Gostei de como montaram um arco onde a personagem prova que é alguém única, forte e independente, e você pode acreditar que isso não se deu de uma forma forçada. A construção de sua emancipação é bem natural, acontece ao decorrer do filme e sem necessariamente um ponto onde podemos dizer “ok, aqui ela passa a ser outra pessoa” – um problema que eu tenho com mudanças drásticas no comportamento de personagens. É admirável como conseguiram construir um momento girl power ao longo do enredo, sem forçação (evitando choro de alguns) e de um jeito que realmente acreditamos que ela teve sua evolução pessoal concluída com sucesso.
Outros pontos positivos
- A Caçadora: uma das coisas que eu mais gostei no filme, provavelmente a que mais me surpreendeu. Ela é bem descontraída, um ótimo alívio cômico e f#da DEMAIS! Ainda que perigosa, bem dark e com problemas de raiva, Helena Bertinelli aparenta ser uma ótima pessoa com ideais positivos – inclusive o de patrocinar uma equipe de combate à máfia.
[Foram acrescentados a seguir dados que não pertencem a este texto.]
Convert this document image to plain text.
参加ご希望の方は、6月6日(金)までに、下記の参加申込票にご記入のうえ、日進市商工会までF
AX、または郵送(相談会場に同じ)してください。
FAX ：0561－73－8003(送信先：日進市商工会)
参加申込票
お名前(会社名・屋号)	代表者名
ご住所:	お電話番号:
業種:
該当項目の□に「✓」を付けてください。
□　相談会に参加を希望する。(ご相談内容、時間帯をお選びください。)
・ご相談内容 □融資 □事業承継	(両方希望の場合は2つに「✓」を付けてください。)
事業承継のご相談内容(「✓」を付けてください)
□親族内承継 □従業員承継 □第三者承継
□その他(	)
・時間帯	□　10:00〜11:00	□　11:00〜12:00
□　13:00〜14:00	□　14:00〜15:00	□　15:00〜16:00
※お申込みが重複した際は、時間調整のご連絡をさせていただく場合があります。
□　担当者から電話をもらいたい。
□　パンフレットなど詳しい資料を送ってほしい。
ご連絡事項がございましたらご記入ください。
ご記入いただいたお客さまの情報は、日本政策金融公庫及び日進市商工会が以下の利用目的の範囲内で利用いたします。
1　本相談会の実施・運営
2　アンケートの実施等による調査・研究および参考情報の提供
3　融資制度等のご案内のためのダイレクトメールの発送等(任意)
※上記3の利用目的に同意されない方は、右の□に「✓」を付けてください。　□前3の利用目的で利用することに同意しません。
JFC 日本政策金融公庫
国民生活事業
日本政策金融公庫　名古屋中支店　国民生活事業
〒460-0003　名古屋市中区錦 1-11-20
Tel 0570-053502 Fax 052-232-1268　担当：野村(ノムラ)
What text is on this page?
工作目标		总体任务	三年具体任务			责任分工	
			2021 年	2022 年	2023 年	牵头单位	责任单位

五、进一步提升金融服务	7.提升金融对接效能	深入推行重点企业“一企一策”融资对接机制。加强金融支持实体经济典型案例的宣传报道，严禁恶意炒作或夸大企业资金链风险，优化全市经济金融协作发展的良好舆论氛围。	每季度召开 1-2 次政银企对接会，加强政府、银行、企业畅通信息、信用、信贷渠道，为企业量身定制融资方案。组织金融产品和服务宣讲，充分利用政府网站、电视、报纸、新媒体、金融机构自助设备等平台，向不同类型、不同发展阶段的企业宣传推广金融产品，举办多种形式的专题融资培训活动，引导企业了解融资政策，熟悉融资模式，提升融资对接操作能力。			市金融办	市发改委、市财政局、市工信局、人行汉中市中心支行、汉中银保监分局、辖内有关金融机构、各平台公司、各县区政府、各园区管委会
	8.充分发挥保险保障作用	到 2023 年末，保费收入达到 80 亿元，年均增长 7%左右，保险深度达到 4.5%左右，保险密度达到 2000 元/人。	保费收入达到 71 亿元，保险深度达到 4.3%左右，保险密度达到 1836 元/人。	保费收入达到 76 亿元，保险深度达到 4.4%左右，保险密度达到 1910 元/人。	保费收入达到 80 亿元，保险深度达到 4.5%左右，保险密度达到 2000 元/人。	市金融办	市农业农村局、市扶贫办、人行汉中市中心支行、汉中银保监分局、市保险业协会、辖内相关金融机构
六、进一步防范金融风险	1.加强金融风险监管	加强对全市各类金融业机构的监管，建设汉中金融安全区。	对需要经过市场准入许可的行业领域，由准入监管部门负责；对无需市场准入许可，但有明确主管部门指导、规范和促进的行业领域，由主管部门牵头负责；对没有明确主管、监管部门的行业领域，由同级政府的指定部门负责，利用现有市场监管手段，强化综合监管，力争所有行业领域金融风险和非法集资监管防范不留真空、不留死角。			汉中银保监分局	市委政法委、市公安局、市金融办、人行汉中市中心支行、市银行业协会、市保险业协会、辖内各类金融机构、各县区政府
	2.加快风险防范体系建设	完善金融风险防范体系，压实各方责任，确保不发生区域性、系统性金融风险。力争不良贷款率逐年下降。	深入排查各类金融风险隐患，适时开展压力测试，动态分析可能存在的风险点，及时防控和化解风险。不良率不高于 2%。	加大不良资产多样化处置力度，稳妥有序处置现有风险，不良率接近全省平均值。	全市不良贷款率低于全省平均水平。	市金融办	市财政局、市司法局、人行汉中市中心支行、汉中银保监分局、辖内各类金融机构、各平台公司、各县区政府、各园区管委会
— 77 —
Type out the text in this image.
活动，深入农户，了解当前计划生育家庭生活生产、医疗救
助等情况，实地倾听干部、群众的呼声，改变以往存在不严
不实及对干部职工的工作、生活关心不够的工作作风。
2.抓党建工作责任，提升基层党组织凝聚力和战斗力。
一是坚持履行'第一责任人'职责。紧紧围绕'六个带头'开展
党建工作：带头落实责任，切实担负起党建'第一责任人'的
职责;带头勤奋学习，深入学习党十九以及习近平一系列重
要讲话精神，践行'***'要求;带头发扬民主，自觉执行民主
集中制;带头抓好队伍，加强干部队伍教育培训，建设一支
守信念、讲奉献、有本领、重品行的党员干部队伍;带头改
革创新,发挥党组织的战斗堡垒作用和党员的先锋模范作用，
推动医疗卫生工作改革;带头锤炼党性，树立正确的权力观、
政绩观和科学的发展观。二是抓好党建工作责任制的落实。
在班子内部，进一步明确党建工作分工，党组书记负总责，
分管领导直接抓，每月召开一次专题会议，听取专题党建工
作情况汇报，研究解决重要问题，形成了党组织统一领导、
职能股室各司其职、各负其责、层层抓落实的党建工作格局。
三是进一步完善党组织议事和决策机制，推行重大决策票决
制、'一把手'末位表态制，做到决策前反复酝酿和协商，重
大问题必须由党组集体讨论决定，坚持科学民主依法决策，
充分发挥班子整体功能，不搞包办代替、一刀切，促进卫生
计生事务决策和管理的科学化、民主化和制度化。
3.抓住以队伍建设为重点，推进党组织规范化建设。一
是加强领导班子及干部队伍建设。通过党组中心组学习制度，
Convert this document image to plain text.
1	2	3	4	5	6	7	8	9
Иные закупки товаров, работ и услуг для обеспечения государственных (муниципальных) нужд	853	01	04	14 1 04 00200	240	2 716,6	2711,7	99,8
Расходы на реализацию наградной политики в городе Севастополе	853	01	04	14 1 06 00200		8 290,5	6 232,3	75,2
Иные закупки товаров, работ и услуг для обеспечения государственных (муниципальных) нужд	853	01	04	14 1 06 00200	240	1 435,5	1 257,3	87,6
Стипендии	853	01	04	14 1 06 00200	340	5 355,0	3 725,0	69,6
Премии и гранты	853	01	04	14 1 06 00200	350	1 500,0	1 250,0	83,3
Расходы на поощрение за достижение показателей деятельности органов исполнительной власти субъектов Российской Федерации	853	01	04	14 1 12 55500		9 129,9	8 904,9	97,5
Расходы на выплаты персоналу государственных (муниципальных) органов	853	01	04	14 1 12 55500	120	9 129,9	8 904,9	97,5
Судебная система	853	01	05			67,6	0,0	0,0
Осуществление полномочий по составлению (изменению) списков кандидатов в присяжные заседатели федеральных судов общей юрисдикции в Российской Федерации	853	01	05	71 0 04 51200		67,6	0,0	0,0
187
- Cena pós-crédito: se tivesse que rankear as cinco cenas pós-crédito mais geniais da história do cinema, com certeza essa entraria pra lista. É uma das coisas que eu mais gosto no mundo: deixar nerd puto.
- Renee Montoya: sendo o arquétipo de policial das TVs dos anos 80, ela tem aquele senso moral de justiça e obrigação, tentando fazer o certo a qualquer custo. Talvez a pessoa mais nobre das cinco, Renee Montoya é a típica militar com o que eu chamo de “síndrome do Capitão Nascimento” (ir contra a corporação, afinal eles estão errados e ela certa).
- Canário: essa eu nem preciso explicar muito. Ela canta, luta, dirige, tem poderes, sabe usar armas e bate em qualquer um que entrar em seu caminho. Uma perfeita aliada e amiga, garanto.
- A morte do Máscara Negra: essa morte foi uma das mais randômicas que já vi, me pegou despreparada. Não é deus ex machina ou algo assim, ela só é bem repentina. Eu particularmente estava esperando algo bem mais “chegamos com nossos poderes para ajudar vocês”, não uma granada nas mãos de uma menina ladra aparentemente fraca.
Bom, o filme teve outros pontos positivos também, mas esses foram os que mais me agradaram. Citei fortes pontos negativos anteriormente, mas tenho certeza que a quantidade de acertos compensa bastante os poucos deslizes de roteiro em Aves de Rapina.
É bom ou não é?
Eu acompanhei o hype de Aves de Rapina desde o começo, peguei a fila do painel pra ver as meninas e poder assistir o começo filme antes de todo mundo. Dito isso, mesmo com toda essa expectativa altíssima, quero assegurar que ele não me decepcionou. Claro que existem pontos negativos como os que citei, mas nada que tenha estragado a minha experiência. Aves de Rapina valeu cada centavo e tempo investido, e esse é com certeza um filme que merece sua nota alta no Rotten e atenção de todos.
Não curto muito o universo cinematográfico da DC Comics – na verdade acho qualquer filme de herói/vilão de hq meio meh -, mas esse aqui foi uma exceção das grandes. Aves de Rapina consegue ser coerente, divertido, leve e naturalmente fluido, te segurando durante todo o enredo sem cansar. Sei que sou bastante suspeita pra falar, mas esse filme aqui é muito bom, então vale o ingresso.
Minha mais sincera nota: ⭐⭐⭐⭐ (sim, um bom filme).